I would like to know if my attempt is right.
$\textbf{My attempt:}$
Let be $(\varphi_m) \subset E$ a Cauchy sequence, then there are $u \in H_0^1(\Omega)$ and $v \in L^p(\Omega)$ such that $||u - \varphi_m||_{H_0^1(\Omega)} \rightarrow 0$ and $||v - \varphi_m||_{L^p(\Omega)} \rightarrow 0$. These functions are in $L_{\text{loc}}^1(\Omega)$ because $u \in L^2(\Omega)$ and $v \in L^p(\Omega)$. We only need to show that $||u - v||_{L_{\text{loc}}^1(\Omega)} = 0$ to ensure $u \in E$, but this occurs because
$\begin{align*} 0 &\leq ||u - v||_{L_{\text{loc}}^1(\Omega)}\\ &\leq ||u - \varphi_m||_{L_{\text{loc}}^1(\Omega)} + ||\varphi_m - v||_{L_{\text{loc}}^1(\Omega)}\\ &\overset{m \rightarrow \infty}{\rightarrow} 0, \end{align*}$
where this convergence is true from the convergences previous and because $L^p(\Omega) \hookrightarrow L_{\text{loc}}^1(\Omega)$ for $1 \leq p < \infty$. $\square$
Thanks in advance!
Your attempt is flawed because $L^1_{loc}$ is not a normed space. Instead take arbitrary compact $K\subset \Omega$. Then the convergence of $\phi_m$ implies $\|u-\phi_m\|_{L^1(K)}\to 0$ and $\|v-\phi_m\|_{L^1(K)}\to 0$.

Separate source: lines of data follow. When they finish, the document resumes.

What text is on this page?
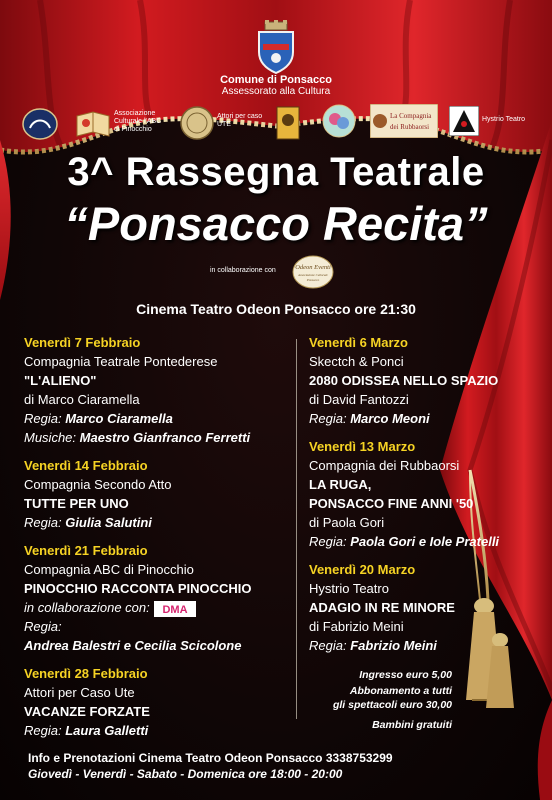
Comune di Ponsacco
Assessorato alla Cultura
Associazione
Culturale l'ABC
di Pinocchio
Attori per caso
UTE
La Compagnia
dei Rubbaorsi
Hystrio Teatro
3^ Rassegna Teatrale
“Ponsacco Recita”
in collaborazione con	Odeon Eventi
Associazione Culturale
Ponsacco
Cinema Teatro Odeon Ponsacco ore 21:30
Venerdì 7 Febbraio
Compagnia Teatrale Pontederese
"L'ALIENO"
di Marco Ciaramella
Regia: Marco Ciaramella
Musiche: Maestro Gianfranco Ferretti
Venerdì 14 Febbraio
Compagnia Secondo Atto
TUTTE PER UNO
Regia: Giulia Salutini
Venerdì 21 Febbraio
Compagnia ABC di Pinocchio
PINOCCHIO RACCONTA PINOCCHIO
in collaborazione con: DMA
Regia:
Andrea Balestri e Cecilia Scicolone
Venerdì 28 Febbraio
Attori per Caso Ute
VACANZE FORZATE
Regia: Laura Galletti
Venerdì 6 Marzo
Skectch & Ponci
2080 ODISSEA NELLO SPAZIO
di David Fantozzi
Regia: Marco Meoni
Venerdì 13 Marzo
Compagnia dei Rubbaorsi
LA RUGA,
PONSACCO FINE ANNI '50
di Paola Gori
Regia: Paola Gori e Iole Pratelli
Venerdì 20 Marzo
Hystrio Teatro
ADAGIO IN RE MINORE
di Fabrizio Meini
Regia: Fabrizio Meini
Ingresso euro 5,00
Abbonamento a tutti
gli spettacoli euro 30,00
Bambini gratuiti
Info e Prenotazioni Cinema Teatro Odeon Ponsacco 3338753299
Giovedì - Venerdì - Sabato - Domenica ore 18:00 - 20:00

Here is a different attempt without talking about $L^1_{loc}$.
We have $\phi_m \to u$ in $H^1_0$ and $\phi_m \to v$ in $L^p$. It only remains to show $u=v$. Take $z\in C_c^\infty(\Omega)$. Then $\phi\mapsto \int_\Omega z\phi $ is a linear and bounded functional on both $H^1_0$ and $L^p$. This proves $$ \int_\Omega \phi_m z \to \int_\Omega u z $$ and $$ \int_\Omega \phi_m z \to \int_\Omega v z. $$ It follows $\int_\Omega (u-v)z=$ for all $z\in C_c^\infty(\Omega)$. Hence $u=v$ a.e.